A beautiful 12th-century walrus ivory carving regarded as an “elemental object of English art” is to remain in the UK after the V&A successfully raised £2m to acquire it.
The 18cm-high sculpture was probably carved in York more than 800 years ago and shows Joseph of Arimathea tenderly lifting Jesus Christ’s body from the cross.
The carving had, for 40 years (until 2022), been on long-term loan to the V&A in London, but it was sold by its owners to the Metropolitan Museum of Art in New York for about £2m, prompting the UK to place a temporary export bar on it.
The V&A announced in February that it would seek to raise the funds. On Friday it said it had been successful.
Tristram Hunt, the director of the V&A, said the campaign had been vital to save for the nation this “elemental object of English art”. He added: “It is sublime. We often underplay the early medieval period but here you’ve got such delicacy in the carving … you feel the emotion.”
The carving is revered by medieval specialists and regarded as unusually important.
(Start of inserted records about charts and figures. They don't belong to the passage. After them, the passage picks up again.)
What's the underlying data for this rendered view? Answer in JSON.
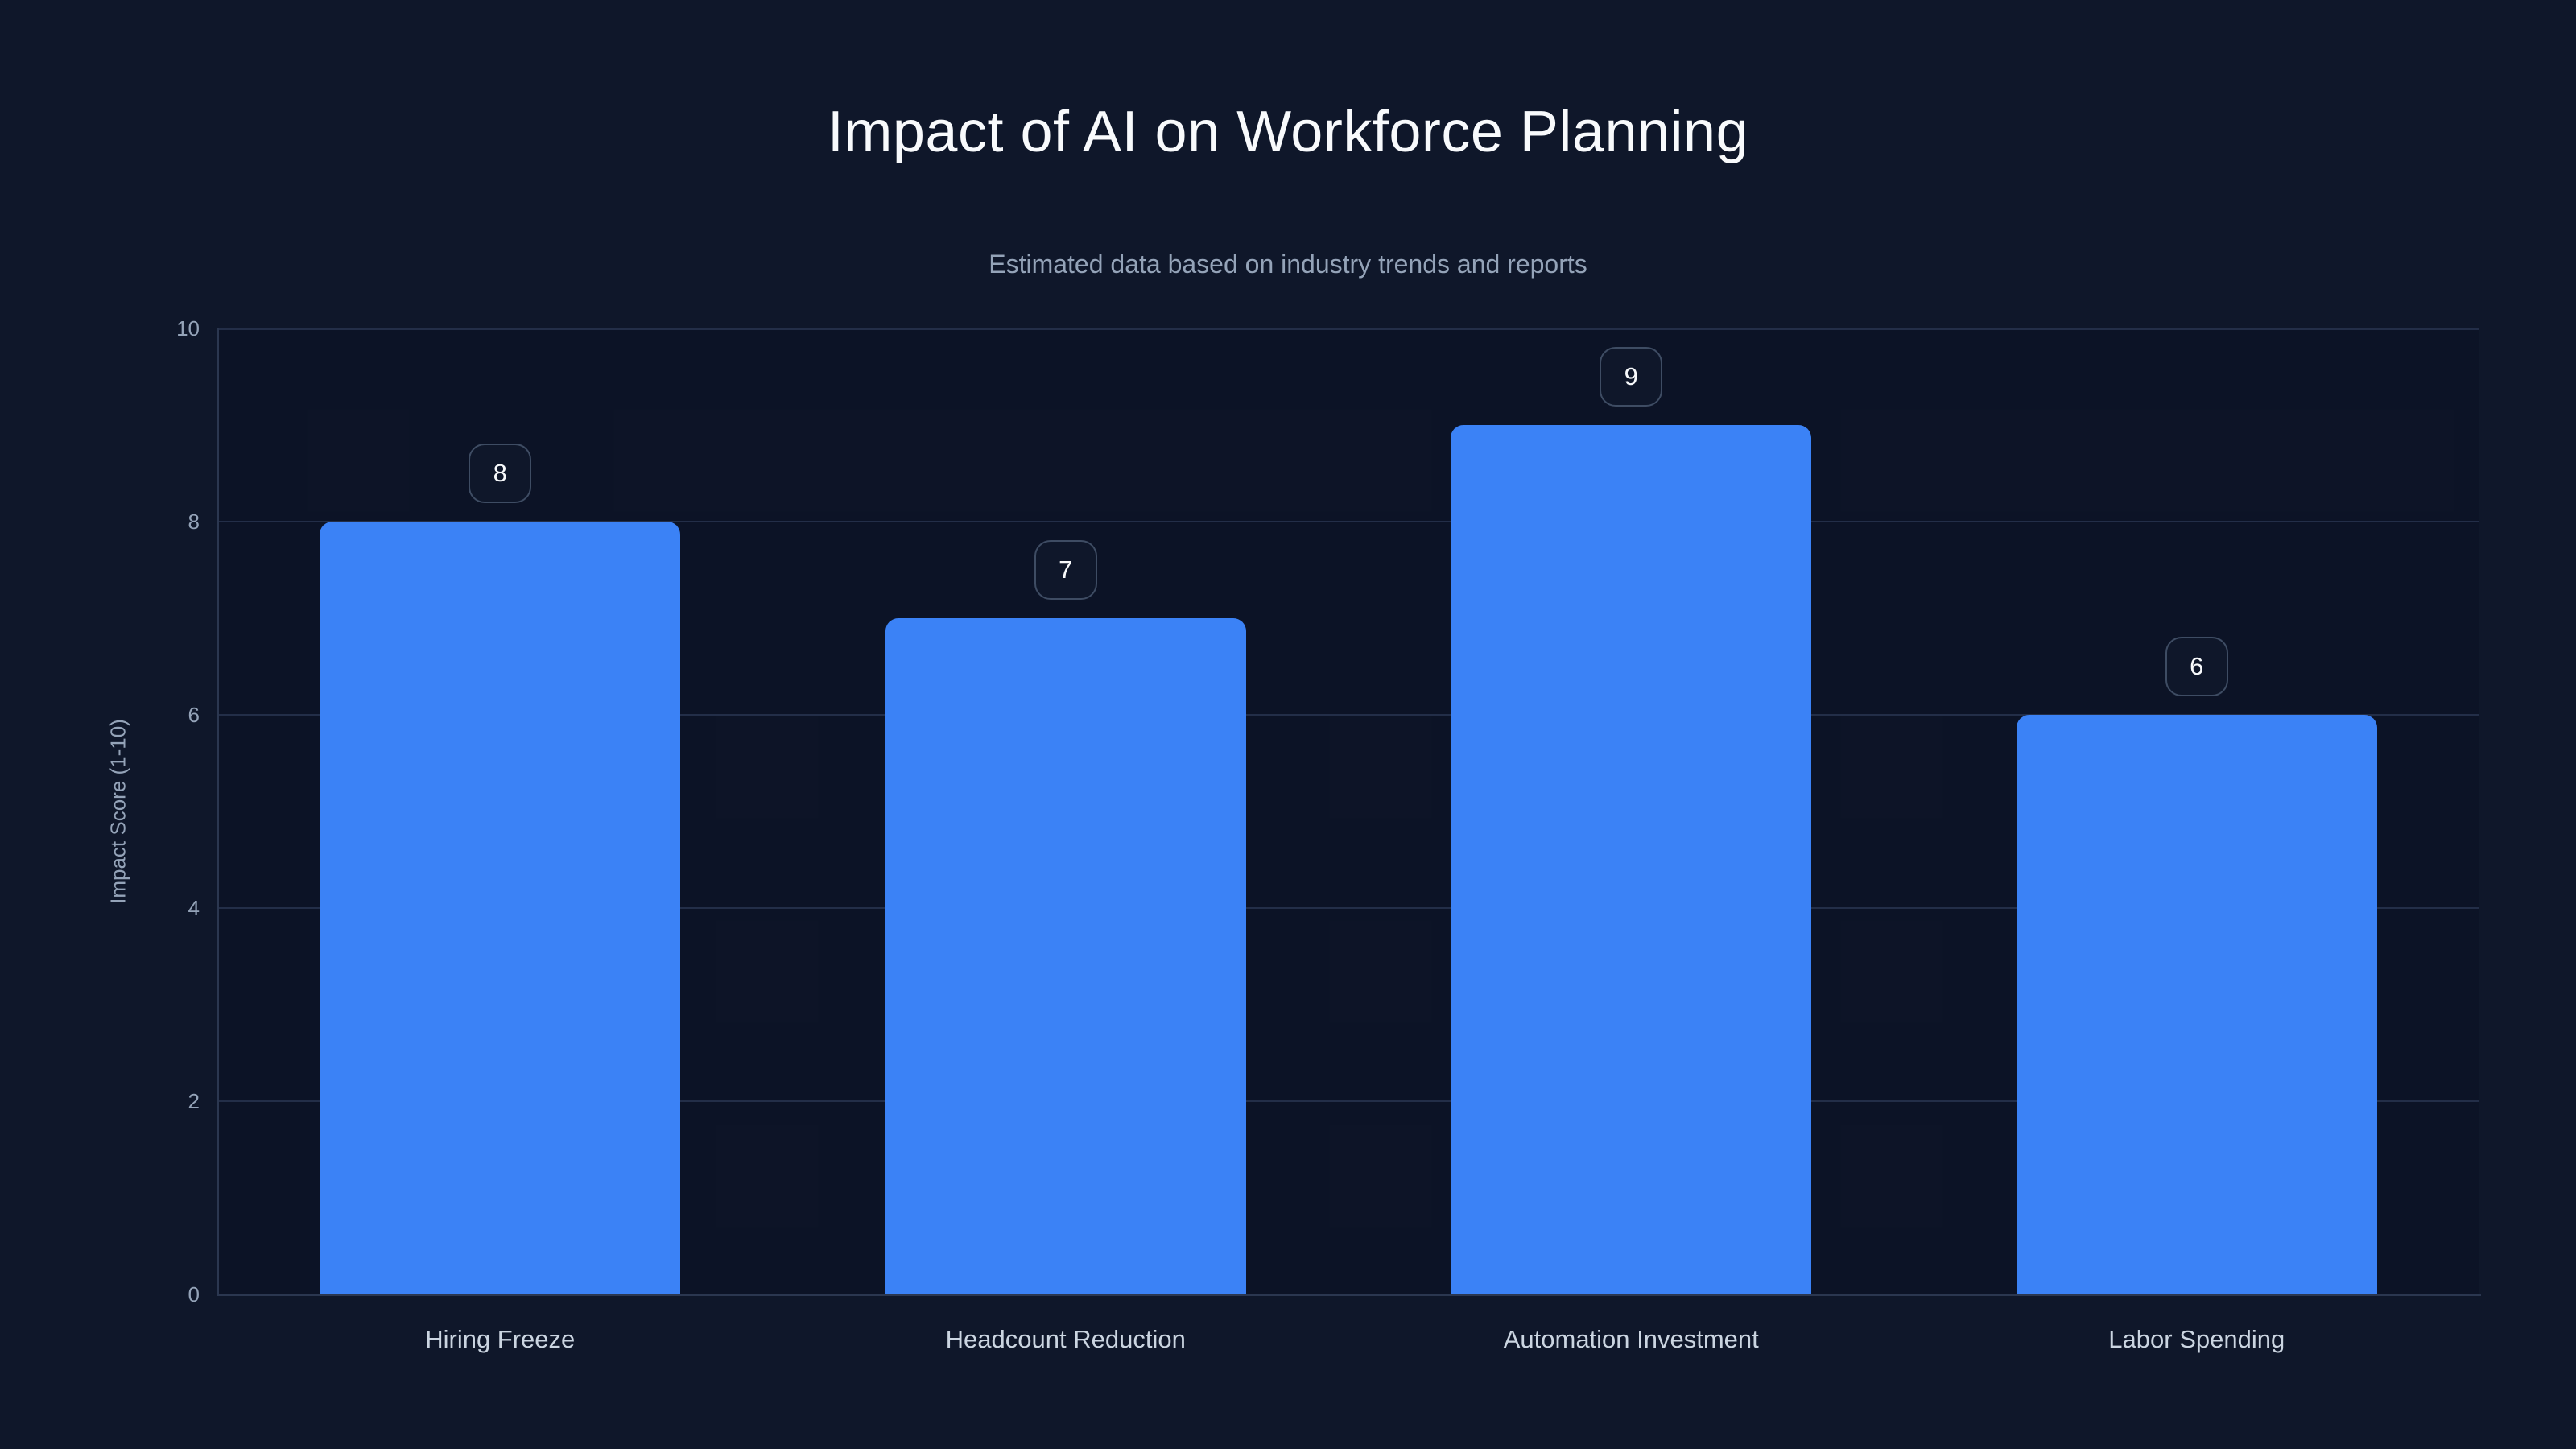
{
  "page": {
    "title": "Impact of AI on Workforce Planning",
    "subtitle": "Estimated data based on industry trends and reports"
  },
  "chart_data": {
    "type": "bar",
    "title": "Impact of AI on Workforce Planning",
    "subtitle": "Estimated data based on industry trends and reports",
    "categories": [
      "Hiring Freeze",
      "Headcount Reduction",
      "Automation Investment",
      "Labor Spending"
    ],
    "values": [
      8,
      7,
      9,
      6
    ],
    "value_labels": [
      "8",
      "7",
      "9",
      "6"
    ],
    "xlabel": "",
    "ylabel": "Impact Score (1-10)",
    "ylim": [
      0,
      10
    ],
    "yticks": [
      0,
      2,
      4,
      6,
      8,
      10
    ],
    "grid": "horizontal",
    "legend": "none",
    "colors": {
      "background": "#0f172a",
      "bar": "#3b82f6",
      "gridline": "#232e48",
      "axis_line": "#2b3750",
      "title_text": "#f8fafc",
      "subtitle_text": "#94a3b8",
      "tick_text": "#94a3b8",
      "category_text": "#cbd5e1",
      "badge_border": "#3e4c63",
      "badge_text": "#f8fafc"
    }
  }
}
Sandy Heslop, a medieval expert at the University of East Anglia, described it to the Art Newspaper as “the first expression of tenderness in a work of art”.
The historian and author Tom Holland said of the carving: “So beautiful, so moving, and all the more precious for being so very rare.”
The object depicts the moment in the story of the Passion of Christ known as the Deposition from the Cross.
The carving is seen as one of the finest and most important examples of English Romanesque ivory still surviving, praised for its embodiment of feelings of human suffering, empathy and compassion.
The piece would have been part of a larger scene and one reason the V&A was so keen to raise the money was that it had the only other surviving piece from the ensemble.
The carving of Judas at the Last Supper was discovered in a house in Wakefield, West Yorkshire, in 1769 and entered the V&A collection in 1949. Acquisition of the deposition fragment means it can go on display with the Judas fragment once more.
Hunt said that because the carving was a loan it had never been given sufficient foregrounding by the V&A. “Now we can, now we can give it the billing it deserves.”
The raised funds include £700,000 from the National Heritage Memorial Fund, a fund of last resort for saving national treasures.
The fund’s chair, Simon Thurley, said he was thrilled the support would “save the sculpture for the nation and secure a home for it at the V&A for audiences to enjoy in perpetuity”. He said it was a “beautiful and expressive” object and “one of the most important English pieces to have survived from the Romanesque period”.
Money had also come from various trusts, foundations and individuals, plus from the Art Fund.
The V&A said the deposition carving ranked alongside two nationally important 12th-century Romanesque objects in its collection: the Gloucester candlestick, regarded as a masterpiece of English metalwork, and the Becket casket, a reliquary enamelled with the murder of St Thomas Becket.
The carving had been in the collection of the art collectors and dealers John and Gertrude Hunt, passing down after their deaths to their heirs.